Falscher Ruheplatz für die Zunge


Wenn Kinder lange und intensiv lutschen, bleibt auf die Dauer auch die Zunge nicht unbeeinträchtigt. Üblicherweise findet die Zunge – nach dem Übergang zu festerer Nahrung – ihren „Stammplatz“ am Gaumen. Dort ruht sie sich aus (Sie können das auch „testen“: Schlucken Sie und achten Sie darauf, wo Sie nun Ihre Zunge spüren!). Wird die Zunge jedoch beim Lutschen ständig und immer wieder nach vorn gezogen und zudem nach unten gedrückt, gewöhnt sie sich an diesen Platz hinter den unteren Zähnen.

Einerseits ist das ein optisches Problem, denn die Zunge bleibt dauerhaft leicht sichtbar, statt sich im Mundinneren zurückzuziehen. Es ist aber auch ein biologisches Problem – schließlich sollte doch die Zunge als starker Muskel am Gaumen Wachstumsdruck auf den Oberkiefer ausüben, dadurch das Gaumengewölbe mitformen und den Zahnbogen – also den Oberkiefer -  letztlich erweitern.

Ein ausreichend großer Zahnbogen ist wichtig. Wenn die bleibenden Zähne ihren Platz auf einem zu engen Zahnbogen im Kiefer einnehmen wollen, rücken sie kreuz und quer. Oftmals muss der Zahnarzt deshalb sogar einen gesunden Zahn ziehen, nur damit die anderen ausreichend Platz finden.
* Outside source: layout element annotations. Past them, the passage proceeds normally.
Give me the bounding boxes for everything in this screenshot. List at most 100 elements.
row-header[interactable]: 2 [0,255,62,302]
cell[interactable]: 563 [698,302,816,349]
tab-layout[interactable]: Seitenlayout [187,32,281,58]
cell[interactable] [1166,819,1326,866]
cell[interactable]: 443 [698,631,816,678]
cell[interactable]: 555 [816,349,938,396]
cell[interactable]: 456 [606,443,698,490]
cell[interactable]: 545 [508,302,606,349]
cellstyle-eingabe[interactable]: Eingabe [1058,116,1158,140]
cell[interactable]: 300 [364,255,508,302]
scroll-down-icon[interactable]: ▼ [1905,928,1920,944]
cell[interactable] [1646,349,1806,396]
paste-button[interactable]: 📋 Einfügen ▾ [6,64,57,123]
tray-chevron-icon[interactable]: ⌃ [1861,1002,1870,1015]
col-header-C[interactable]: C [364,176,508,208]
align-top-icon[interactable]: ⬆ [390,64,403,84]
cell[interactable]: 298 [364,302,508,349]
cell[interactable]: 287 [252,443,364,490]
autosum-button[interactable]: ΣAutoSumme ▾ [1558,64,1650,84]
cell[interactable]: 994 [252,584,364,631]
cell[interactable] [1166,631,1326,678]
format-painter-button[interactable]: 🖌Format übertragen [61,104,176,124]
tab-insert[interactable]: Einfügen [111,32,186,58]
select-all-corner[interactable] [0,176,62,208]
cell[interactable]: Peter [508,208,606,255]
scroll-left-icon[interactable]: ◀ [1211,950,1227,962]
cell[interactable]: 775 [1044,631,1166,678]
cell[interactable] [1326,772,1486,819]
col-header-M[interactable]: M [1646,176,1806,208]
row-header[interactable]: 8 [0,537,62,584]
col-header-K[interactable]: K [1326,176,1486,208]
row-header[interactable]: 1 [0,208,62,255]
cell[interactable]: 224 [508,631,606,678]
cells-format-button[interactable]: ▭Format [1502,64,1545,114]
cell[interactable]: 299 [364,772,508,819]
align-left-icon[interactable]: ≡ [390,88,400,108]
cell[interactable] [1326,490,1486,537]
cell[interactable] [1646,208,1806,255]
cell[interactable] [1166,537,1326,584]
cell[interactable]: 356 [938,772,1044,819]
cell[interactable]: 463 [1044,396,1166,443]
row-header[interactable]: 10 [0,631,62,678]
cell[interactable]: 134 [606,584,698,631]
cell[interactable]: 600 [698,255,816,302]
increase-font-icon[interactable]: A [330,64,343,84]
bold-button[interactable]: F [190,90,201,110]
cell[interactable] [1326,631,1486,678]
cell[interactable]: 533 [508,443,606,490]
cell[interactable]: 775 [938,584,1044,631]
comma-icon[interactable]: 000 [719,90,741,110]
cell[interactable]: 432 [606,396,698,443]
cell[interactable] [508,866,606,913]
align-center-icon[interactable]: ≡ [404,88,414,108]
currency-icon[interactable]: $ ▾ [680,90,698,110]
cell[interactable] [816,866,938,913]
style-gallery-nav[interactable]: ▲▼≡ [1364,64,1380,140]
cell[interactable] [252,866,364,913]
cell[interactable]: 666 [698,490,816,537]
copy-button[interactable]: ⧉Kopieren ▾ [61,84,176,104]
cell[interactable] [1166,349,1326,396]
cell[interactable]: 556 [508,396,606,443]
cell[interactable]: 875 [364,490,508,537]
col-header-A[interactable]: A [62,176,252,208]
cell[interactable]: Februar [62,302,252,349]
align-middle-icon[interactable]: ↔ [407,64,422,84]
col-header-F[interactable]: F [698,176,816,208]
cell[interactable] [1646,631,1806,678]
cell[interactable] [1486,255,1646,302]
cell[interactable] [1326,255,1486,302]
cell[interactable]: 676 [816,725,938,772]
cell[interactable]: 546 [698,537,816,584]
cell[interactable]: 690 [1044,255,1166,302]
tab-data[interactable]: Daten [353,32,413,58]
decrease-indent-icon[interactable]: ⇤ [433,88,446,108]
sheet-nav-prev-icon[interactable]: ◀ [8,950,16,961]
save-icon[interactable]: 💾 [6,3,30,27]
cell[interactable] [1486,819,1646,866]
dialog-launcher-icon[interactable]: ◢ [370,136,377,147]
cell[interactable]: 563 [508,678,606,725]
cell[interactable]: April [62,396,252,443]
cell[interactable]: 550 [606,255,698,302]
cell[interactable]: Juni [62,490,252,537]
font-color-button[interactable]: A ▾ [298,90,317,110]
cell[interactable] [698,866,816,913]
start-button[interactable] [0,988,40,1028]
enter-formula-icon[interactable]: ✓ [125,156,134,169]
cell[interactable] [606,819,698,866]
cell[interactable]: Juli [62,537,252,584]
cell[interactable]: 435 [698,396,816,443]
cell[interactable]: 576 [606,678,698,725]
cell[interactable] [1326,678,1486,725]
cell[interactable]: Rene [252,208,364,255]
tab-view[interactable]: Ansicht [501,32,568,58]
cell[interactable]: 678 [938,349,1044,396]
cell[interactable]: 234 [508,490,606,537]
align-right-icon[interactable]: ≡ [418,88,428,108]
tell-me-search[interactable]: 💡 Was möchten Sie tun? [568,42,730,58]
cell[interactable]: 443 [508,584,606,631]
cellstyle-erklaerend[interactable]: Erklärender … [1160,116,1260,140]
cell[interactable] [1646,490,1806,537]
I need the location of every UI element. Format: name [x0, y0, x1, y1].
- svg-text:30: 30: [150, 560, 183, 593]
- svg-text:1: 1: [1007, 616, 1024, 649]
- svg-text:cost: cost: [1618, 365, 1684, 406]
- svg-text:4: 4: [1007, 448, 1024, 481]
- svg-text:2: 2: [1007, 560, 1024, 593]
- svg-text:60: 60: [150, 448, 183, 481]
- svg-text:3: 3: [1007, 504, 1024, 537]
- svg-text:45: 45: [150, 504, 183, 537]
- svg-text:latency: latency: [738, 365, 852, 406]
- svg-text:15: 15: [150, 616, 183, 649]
Mit den Folgen haben sogar Erwachsene noch zu kämpfen: Oft wandern die Zähne, nachdem sie gerade gerichtet wurden, eines Tages wieder in die alte Position, weil die Zunge noch immer am falschen Platz liegt und dadurch weder den Gaumen noch die Oberkieferform unterstützt.